North Korea Tech has more:
“I haven’t seen such a steady beat of routing instability and outages in KP before,” said Doug Madory, director of Internet analysis at Dyn Research. “Usually there are isolated blips, not continuous connectivity problems. I wouldn’t be surprised if they are absorbing some sort of attack presently.”
Is this an attack? The chances aren't zero, considering that the few North Koreans who can actually get online tend to be government and military officials. Even if the outages are the result of somebody's deliberate act, however, proving that the United States did it would be difficult.
In a press briefing Monday, a State Department official wouldn't comment on "operational details about the possible response options" but did say, somewhat cryptically, that "some will be seen, some may not be seen."
There are other questions, too. When one country wants to bomb another but has to fly through a third country to get there, it typically needs the third country's permission. How does that work in cyberspace? Early reports suggest the United States did indeed ask China for help in attacking North Korea's digital infrastructure. (Pretty much all the telecom routes to North Korea run through China.) But those reports last week said China had not responded to the U.S. request. Did that change in the last few days?
North Korea's struggles do sound consistent with "cyber vandalism," which is the term Obama used for the Sony hacking, so perhaps this is Washington's idea of a proportional response. Then again, a disruption in connectivity is very different from infiltrating a network and stealing secrets. And we know the U.S. military has a very precise way of talking about cyber operations.

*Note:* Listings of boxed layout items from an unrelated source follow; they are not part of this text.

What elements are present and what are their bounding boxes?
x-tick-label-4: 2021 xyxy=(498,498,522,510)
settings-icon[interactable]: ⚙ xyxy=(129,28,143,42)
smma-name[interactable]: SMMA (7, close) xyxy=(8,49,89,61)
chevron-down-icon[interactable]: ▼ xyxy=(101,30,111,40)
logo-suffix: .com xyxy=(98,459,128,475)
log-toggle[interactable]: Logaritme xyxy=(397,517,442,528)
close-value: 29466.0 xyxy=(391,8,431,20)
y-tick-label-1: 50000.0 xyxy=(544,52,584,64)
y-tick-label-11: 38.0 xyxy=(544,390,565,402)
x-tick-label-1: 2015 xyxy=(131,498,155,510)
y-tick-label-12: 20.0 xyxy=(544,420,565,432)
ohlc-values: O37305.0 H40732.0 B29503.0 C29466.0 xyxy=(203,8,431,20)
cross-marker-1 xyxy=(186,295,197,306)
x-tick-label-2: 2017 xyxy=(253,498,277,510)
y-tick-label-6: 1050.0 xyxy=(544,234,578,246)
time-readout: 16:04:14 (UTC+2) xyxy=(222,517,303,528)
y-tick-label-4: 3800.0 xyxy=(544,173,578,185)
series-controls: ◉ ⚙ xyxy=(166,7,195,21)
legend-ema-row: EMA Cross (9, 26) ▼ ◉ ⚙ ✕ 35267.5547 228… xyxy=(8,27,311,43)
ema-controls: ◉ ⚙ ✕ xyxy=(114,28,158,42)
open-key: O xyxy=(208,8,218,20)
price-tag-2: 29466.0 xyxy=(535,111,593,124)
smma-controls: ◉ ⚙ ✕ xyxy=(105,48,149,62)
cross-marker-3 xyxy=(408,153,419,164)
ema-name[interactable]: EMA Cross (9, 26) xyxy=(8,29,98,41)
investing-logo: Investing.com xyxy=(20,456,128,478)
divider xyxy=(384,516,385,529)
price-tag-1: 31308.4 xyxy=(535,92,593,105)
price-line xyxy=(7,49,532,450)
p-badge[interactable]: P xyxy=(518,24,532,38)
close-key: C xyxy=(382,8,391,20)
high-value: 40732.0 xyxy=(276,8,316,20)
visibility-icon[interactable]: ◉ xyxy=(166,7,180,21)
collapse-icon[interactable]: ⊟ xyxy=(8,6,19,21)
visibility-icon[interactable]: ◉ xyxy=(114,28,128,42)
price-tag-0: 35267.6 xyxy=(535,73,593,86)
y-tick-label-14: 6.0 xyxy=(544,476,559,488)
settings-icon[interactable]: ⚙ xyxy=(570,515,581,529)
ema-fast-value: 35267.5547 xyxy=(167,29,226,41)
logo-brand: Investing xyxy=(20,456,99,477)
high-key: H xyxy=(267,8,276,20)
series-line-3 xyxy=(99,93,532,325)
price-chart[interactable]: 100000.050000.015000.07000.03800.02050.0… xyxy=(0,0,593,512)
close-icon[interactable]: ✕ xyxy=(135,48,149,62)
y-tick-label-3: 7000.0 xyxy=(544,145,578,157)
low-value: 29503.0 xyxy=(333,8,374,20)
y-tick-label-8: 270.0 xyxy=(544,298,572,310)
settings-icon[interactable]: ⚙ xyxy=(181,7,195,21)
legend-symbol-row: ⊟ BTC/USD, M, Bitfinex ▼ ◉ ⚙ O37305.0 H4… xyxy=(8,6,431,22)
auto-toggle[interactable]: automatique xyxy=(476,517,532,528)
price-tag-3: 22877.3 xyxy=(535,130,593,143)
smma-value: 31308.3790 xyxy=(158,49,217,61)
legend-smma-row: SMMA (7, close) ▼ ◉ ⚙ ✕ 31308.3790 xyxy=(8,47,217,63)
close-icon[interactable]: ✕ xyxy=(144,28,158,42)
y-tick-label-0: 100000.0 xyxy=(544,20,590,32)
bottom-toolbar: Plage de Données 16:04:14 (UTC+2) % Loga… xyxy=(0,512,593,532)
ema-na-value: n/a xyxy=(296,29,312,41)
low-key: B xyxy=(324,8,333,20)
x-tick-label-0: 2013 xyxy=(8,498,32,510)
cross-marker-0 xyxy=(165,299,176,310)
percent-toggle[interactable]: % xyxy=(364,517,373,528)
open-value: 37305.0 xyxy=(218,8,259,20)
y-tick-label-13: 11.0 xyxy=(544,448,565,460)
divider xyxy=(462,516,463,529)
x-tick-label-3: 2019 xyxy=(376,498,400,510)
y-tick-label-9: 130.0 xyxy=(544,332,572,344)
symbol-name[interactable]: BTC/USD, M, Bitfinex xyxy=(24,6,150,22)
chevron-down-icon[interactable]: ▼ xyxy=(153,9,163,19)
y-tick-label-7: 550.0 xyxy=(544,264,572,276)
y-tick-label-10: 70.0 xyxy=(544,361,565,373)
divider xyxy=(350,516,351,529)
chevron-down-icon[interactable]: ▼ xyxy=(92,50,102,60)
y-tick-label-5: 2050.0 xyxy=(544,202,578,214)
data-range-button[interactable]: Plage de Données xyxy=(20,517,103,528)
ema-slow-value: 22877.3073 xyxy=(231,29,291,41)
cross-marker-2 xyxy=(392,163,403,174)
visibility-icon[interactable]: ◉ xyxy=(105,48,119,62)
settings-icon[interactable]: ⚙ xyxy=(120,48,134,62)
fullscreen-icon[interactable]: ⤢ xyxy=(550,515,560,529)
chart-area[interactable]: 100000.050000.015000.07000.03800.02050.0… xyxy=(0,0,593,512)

In a twist, hackers claiming to be associated with the group Anonymous sought credit for the outages in a tweet published Monday with the hashtag #OpRIPNK.
On Friday, a separate Twitter account, also thought to be affiliated with Anonymous, announced that a counterattack against North Korean hackers had begun. "Operation RIP North Korea, engaged. #OpRIPNK," tweeted the account known as @theanonmessage. That account was suspended by Twitter Monday over separate threats it had made to release a sex tape belonging to rapper Iggy Azalea. The timing of the two tweets is consistent with statistics tracked by the security research firm Arbor Networks, which found an uptick in denial-of-service attacks against North Korea beginning Thursday. That day, the company recorded two outages. The following day it saw four. And the attacks began peaking on Dec. 20 and 21, according to Arbor, with 5.97 gigabits of data flooding North Korea's pipes every second.
While it's unclear whether Anonymous had a role to play in North Korea's downtime, at least six of Arbor's observed denial-of-service attacks originated from the United States, the security firm said. Arbor’s analysis showed that the denial-of-service attacks targeted a handful of North Korean Web sites. They include Pyongyang’s official Web portal, Naenara, as well as an educational site belonging to Kim Il Sung University. The attackers also took aim at two servers that route Internet traffic to North Korean sites. The highly public nature of the hack suggests the work of outside hackers, according to the firm. “It would be easier to say who is NOT doing this,” wrote Dan Holden, Arbor’s director of security research, in a blog post Monday. "This is not the modus operandi of any government work."
Update: Dyn Research is now reporting that North Korea's Internet is back up.